Touch is the first sense that baby will develop! When they’re still in the womb, they can already feel their parents stroking them. After birth, baby will crave this warm, familiar contact that they enjoyed so much. So don’t hold back on kisses and cuddles! You can also massage your baby: you will both really enjoy these moments of complicity. To take learning about touch a stage further, you can roll balls under their feet, wrap them up in soft fabrics followed by rougher ones… Let them feel and experience different materials!
Baby will start using their sense of smell from birth to locate breast milk! It is their favourite smell, just ahead of the smell of their mum or dad’s skin. You can help develop their sense of smell by offering them different fragrances and aromas: chopped parsley, melted chocolate, coffee and also less pleasant smells! Indirectly this will help baby’s palate to develop.
Over the course of pregnancy, baby experiences several flavours through their mother’s diet. This system also applies to breast milk. Baby’s sense of taste will become heightened as their diet becomes more varied. It is very important for baby to taste a wide range of fruit and vegetables at this time so that they develop their own sense of taste.
Baby could hear you when they were in the womb. This explains why it is so important to talk to them during pregnancy, as it helps give them points of reference. At birth, baby is able to recognise and distinguish their mum and dad’s voices, as well as music you may have listened to during pregnancy. Continue to speak to them softly: a foolproof technique for calming them! To stimulate their hearing, allow them to listen to a variety of natural sounds (scrunched up paper, flattened plastic bottle…) and artificial sounds (toys, ring tones…).

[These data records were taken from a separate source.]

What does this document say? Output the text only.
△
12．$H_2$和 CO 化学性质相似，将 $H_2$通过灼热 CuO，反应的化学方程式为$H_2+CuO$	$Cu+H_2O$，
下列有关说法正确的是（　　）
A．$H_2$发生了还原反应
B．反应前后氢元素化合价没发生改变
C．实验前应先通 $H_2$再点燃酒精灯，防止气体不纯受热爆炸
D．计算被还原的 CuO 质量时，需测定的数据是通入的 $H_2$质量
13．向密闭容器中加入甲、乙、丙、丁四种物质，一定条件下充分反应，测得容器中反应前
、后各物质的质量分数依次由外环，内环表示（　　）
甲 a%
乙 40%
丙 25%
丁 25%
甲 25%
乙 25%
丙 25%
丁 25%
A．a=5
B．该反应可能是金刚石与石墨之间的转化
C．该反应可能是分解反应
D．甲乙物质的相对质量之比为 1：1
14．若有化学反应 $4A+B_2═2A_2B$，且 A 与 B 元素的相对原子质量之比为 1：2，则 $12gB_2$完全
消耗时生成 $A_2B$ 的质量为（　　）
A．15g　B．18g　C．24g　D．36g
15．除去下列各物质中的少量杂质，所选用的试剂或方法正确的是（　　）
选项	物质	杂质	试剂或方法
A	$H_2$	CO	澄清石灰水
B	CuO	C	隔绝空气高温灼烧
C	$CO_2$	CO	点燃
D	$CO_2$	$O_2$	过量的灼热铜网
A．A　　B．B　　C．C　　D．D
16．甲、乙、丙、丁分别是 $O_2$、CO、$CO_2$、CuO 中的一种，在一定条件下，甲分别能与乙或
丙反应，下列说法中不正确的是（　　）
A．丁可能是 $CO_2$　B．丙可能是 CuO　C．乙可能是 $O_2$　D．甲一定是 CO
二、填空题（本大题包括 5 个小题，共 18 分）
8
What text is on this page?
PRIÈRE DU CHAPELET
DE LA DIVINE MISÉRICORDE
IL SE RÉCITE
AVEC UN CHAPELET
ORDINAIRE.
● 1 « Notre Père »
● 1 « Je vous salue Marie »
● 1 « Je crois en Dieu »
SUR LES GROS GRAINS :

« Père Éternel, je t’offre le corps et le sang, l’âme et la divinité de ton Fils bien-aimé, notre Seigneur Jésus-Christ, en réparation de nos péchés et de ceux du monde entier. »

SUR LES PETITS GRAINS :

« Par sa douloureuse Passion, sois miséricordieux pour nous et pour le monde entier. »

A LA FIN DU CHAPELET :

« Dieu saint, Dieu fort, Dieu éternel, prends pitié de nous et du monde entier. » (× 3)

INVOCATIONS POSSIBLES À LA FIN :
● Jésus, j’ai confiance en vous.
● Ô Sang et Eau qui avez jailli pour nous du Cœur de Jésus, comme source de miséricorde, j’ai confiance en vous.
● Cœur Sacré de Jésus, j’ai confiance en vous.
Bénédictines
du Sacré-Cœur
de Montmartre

At birth baby can make out shapes and forms, but can only recognise a face when it is very close (30 cm). At 1 month, they are attracted by sources of light. At 2 months they can clearly distinguish between different colours and are able to follow slow movements with their eyes. Be patient, their vision will only be optimal at the age of one and not before!
Whilst waiting, you can stimulate them with very colourful games and avoid television until they are 3 years old as it is too aggressive for their eyes.